Search
Close this search box.

MENGUJI ARAH PENDIDIKAN

Oleh : Muslimin.M

Beberapa waktu yang lalu, saya menonton sebuah tayangan acara dialog publik disalah satu kanal media sosial dengan tema,,tujuan dan arah pendidikan,.salah seorang peserta bertanya, seperti ini,.kemana sebenarnya arah pendidikan kita ini bergerak ? apakah sekadar mengejar nilai, ijazah, dan gelar ? atau ada makna yang lebih dalam yang sedang kita kejar bersama ?

Pertanyaan peserta diatas tentu saja menarik bagi saya sebab apa yang ditanyakan tersebut menggambarkan kondisi pendidikan beberapa tahun terakhir ini, dan ini cukup penting untuk dianalisis lebih dalam.

Satu hal yang kita harus akui bahwa sistem pendidikan kita begitu banyak mengalami perubahan, terutama dengan munculnya Kurikulum Merdeka dan pendekatan pembelajaran yang lebih fleksibel.Tapi, sayang dalam praktiknya belum semua guru dan sekolah siap berubah.

Meskipun begitu, saya tetap percaya tentang arah pendidikan yang harusnya membawa kita menjadi manusia yang utuh, bukan hanya pintar, tetapi juga peduli, beretika, dan berani bermimpi. Pendidikan harus membekali kita bukan hanya dengan rumus dan teori, tapi juga dengan nilai, empati, dan semangat untuk membuat perubahan.

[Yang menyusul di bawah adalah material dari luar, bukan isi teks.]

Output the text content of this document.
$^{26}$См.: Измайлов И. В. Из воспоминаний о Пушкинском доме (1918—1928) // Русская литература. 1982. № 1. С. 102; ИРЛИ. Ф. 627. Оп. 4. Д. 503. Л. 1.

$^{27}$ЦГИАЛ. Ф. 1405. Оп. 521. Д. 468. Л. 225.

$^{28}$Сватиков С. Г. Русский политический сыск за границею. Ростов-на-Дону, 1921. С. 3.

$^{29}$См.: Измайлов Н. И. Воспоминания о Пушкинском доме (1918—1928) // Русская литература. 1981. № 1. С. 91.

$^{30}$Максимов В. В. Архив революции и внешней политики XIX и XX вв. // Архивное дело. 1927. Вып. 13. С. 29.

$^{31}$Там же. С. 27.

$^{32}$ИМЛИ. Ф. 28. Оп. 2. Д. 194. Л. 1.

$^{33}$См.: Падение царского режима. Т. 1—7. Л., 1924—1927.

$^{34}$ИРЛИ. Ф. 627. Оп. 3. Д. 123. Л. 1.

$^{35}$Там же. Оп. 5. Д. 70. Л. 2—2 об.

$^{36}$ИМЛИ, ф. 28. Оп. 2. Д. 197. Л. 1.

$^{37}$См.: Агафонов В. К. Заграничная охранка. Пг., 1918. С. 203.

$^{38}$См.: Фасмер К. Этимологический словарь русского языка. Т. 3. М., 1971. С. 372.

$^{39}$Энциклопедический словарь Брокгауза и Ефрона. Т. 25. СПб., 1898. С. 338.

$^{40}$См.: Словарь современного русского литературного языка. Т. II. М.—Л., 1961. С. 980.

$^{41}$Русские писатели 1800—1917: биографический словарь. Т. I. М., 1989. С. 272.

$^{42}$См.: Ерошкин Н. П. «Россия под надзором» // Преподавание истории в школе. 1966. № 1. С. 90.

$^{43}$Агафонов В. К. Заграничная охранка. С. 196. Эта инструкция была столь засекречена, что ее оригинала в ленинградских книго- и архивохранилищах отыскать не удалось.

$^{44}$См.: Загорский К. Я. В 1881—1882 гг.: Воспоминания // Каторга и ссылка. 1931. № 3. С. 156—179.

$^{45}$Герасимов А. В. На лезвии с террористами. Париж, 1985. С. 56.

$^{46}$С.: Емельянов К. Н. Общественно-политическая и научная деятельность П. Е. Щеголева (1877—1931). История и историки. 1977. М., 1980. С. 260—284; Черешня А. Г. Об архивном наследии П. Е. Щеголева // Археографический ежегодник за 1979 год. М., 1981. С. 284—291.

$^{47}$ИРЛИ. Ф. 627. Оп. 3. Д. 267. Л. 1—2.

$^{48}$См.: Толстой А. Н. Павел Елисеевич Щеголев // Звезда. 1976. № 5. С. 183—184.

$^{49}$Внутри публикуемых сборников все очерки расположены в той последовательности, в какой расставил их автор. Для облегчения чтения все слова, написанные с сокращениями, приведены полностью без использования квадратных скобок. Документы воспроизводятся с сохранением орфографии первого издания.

Dan menariknya bahwa kita memiliki tujuan pendidikan yang mulia membentuk manusia Indonesia yang beriman, berakhlak mulia, cakap, mandiri, serta bertanggung jawab.
Itu bukan sekadar kalimat formal dalam undang-undang, melainkan arah yang seharusnya jadi kompas dalam merancang sistem pendidikan kita. Walaupun dalam praktiknya, banyak sekolah hanya menjadi pabrik nilai dan ijazah. Siswa dipacu mengejar angka, bukan makna.

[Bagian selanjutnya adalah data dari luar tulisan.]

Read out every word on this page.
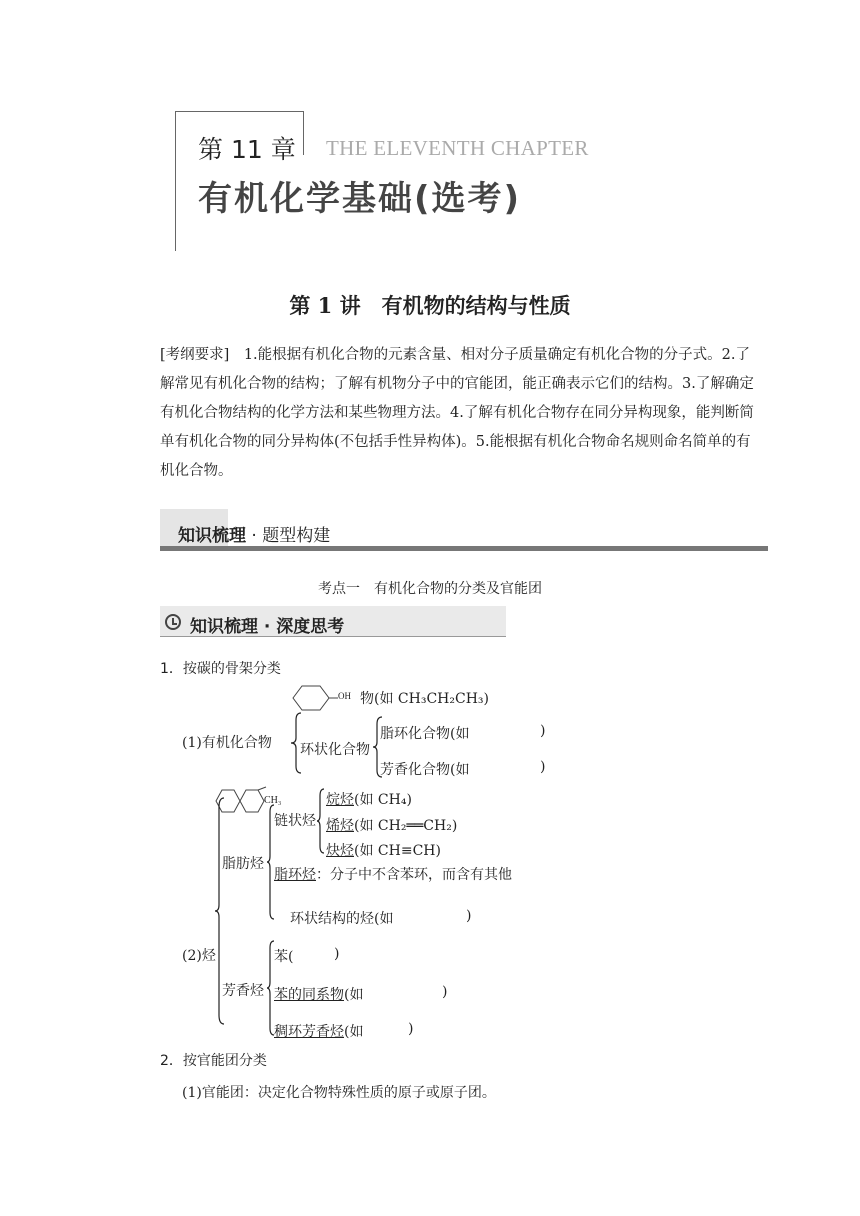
第 11 章 THE ELEVENTH CHAPTER
有机化学基础(选考)
第 1 讲　有机物的结构与性质

[考纲要求]　1.能根据有机化合物的元素含量、相对分子质量确定有机化合物的分子式。2.了解常见有机化合物的结构；了解有机物分子中的官能团，能正确表示它们的结构。3.了解确定有机化合物结构的化学方法和某些物理方法。4.了解有机化合物存在同分异构现象，能判断简单有机化合物的同分异构体(不包括手性异构体)。5.能根据有机化合物命名规则命名简单的有机化合物。

知识梳理 · 题型构建
考点一　有机化合物的分类及官能团
知识梳理 · 深度思考
1．按碳的骨架分类
OH 物(如 CH₃CH₂CH₃)
(1)有机化合物 环状化合物
脂环化合物(如	)
芳香化合物(如	)
CH₃
(2)烃
脂肪烃
链状烃
烷烃(如 CH₄)
烯烃(如 CH₂══CH₂)
炔烃(如 CH≡CH)
脂环烃：分子中不含苯环，而含有其他
环状结构的烃(如	)
芳香烃
苯(	)
苯的同系物(如	)
稠环芳香烃(如	)
2．按官能团分类
(1)官能团：决定化合物特殊性质的原子或原子团。
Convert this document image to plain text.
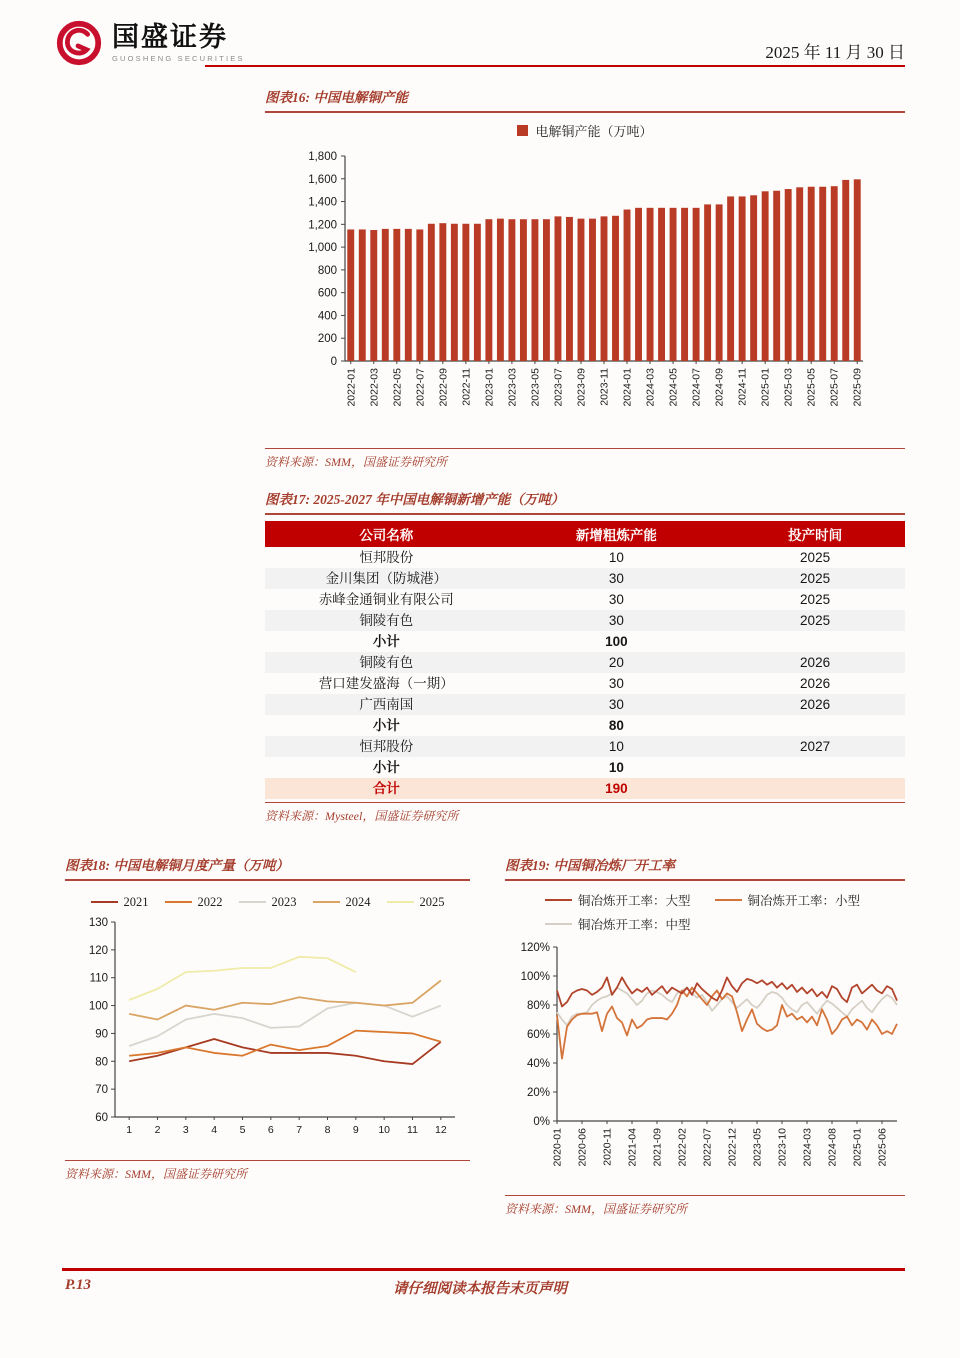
国盛证券
GUOSHENG SECURITIES	2025 年 11 月 30 日
图表16: 中国电解铜产能
电解铜产能（万吨）
0
200
400
600
800
1,000
1,200
1,400
1,600
1,800
2022-01 2022-03 2022-05 2022-07 2022-09 2022-11 2023-01 2023-03 2023-05 2023-07 2023-09 2023-11 2024-01 2024-03 2024-05 2024-07 2024-09 2024-11 2025-01 2025-03 2025-05 2025-07 2025-09
资料来源：SMM，国盛证券研究所
图表17: 2025-2027 年中国电解铜新增产能（万吨）
公司名称	新增粗炼产能	投产时间
恒邦股份	10	2025
金川集团（防城港）	30	2025
赤峰金通铜业有限公司	30	2025
铜陵有色	30	2025
小计	100	
铜陵有色	20	2026
营口建发盛海（一期）	30	2026
广西南国	30	2026
小计	80	
恒邦股份	10	2027
小计	10	
合计	190	
资料来源：Mysteel，国盛证券研究所
图表18: 中国电解铜月度产量（万吨）
2021	2022	2023	2024	2025
60
70
80
90
100
110
120
130
1 2 3 4 5 6 7 8 9 10 11 12
资料来源：SMM，国盛证券研究所
图表19: 中国铜冶炼厂开工率
铜冶炼开工率：大型	铜冶炼开工率：小型
铜冶炼开工率：中型
0%
20%
40%
60%
80%
100%
120%
2020-01 2020-06 2020-11 2021-04 2021-09 2022-02 2022-07 2022-12 2023-05 2023-10 2024-03 2024-08 2025-01 2025-06
资料来源：SMM，国盛证券研究所
P.13	请仔细阅读本报告末页声明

Saya teringat sebuah tayangan televisi pada seorang siswa di daerah terpencil ia berjalan lima kilometer setiap hari ke sekolah, dengan semangat yang menyala, meski sekolahnya kekurangan guru, fasilitas, bahkan listrik. Sangat beda di kota, anak-anak duduk diruang ber-AC dengan layar interaktif, meskipun begitu tetap tak sedikit yang merasa jenuh, tertekan, bahkan cemas menghadapi ujian nasional dan nilai rapor. Disitulah letak ironi pendidikan kita berbagai wajah, tetapi satu kenyataan, belum merata dan belum menyentuh inti.

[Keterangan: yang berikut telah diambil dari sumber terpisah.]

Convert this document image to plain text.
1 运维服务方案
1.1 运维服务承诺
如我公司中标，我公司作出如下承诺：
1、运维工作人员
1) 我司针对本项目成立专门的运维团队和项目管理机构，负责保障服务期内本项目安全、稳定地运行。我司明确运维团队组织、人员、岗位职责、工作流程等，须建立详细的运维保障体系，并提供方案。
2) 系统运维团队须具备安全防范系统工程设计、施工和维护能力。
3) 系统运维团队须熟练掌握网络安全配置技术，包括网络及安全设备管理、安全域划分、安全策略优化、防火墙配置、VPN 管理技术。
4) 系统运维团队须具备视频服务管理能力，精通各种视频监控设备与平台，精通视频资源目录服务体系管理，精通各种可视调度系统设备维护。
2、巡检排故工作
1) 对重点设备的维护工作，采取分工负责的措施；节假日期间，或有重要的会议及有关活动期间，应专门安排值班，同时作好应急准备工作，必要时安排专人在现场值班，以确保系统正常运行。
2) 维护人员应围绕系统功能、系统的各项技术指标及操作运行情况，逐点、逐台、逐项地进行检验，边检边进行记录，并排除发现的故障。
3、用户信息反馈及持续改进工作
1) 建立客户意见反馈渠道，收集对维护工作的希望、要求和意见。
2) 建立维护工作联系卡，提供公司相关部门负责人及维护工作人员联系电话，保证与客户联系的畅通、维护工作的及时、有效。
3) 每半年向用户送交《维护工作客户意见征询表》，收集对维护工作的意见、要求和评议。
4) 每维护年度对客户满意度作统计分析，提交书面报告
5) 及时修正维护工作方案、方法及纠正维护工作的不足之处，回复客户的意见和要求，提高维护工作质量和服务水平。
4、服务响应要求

Apa maknanya ? ini bukan sekadar transmisi pengetahuan, tapi transformasi manusia. Pendidikan seharusnya membuat seseorang menjadi lebih manusiawi lebih berpikir, lebih peduli, dan lebih siap menghadapi kehidupan. Meskipun realitasnya pendidikan kita belum benar-benar membebaskan. Kita masih mengurung anak-anak dalam bangku yang kaku, sistem yang menekankan hafalan, dan penilaian yang sempit.

Tentu, saya tidak menafikan adanya upaya perbaikan. Program merdeka belajar misalnya, adalah langkah berani. Tapi kebijakan tidak akan efektif bila hanya berhenti di konsep. Selama guru masih dibebani administrasi, selama sekolah di pelosok masih kekurangan tenaga pengajar, dan selama budaya sekolah masih menghargai ranking lebih dari proses belajar, tujuan pendidikan tidak akan tercapai.

Terus terang, saya sering diselimuti pertanyaan untuk siapa pendidikan kita disusun ? apakah untuk birokrasi ? untuk pasar kerja ?, atau untuk manusia itu sendiri ? Jika jawabannya adalah untuk manusia Indonesia seutuhnya, maka seluruh sistem pendidikan harus kembali difokuskan pada pembentukan karakter, kemampuan berpikir kritis, serta kepedulian sosial.

Sejatinya

Badan Pusat Statistik tahun 2023 mencatat, hampir 8 juta anak usia sekolah tidak mengenyam pendidikan formal dengan tuntas. Banyak diantaranya berasal dari keluarga miskin dan tinggal di wilayah terpencil. Sementara, sekolah-sekolah unggulan dikota besar terus berkembang, seakan berjalan didunia yang berbeda.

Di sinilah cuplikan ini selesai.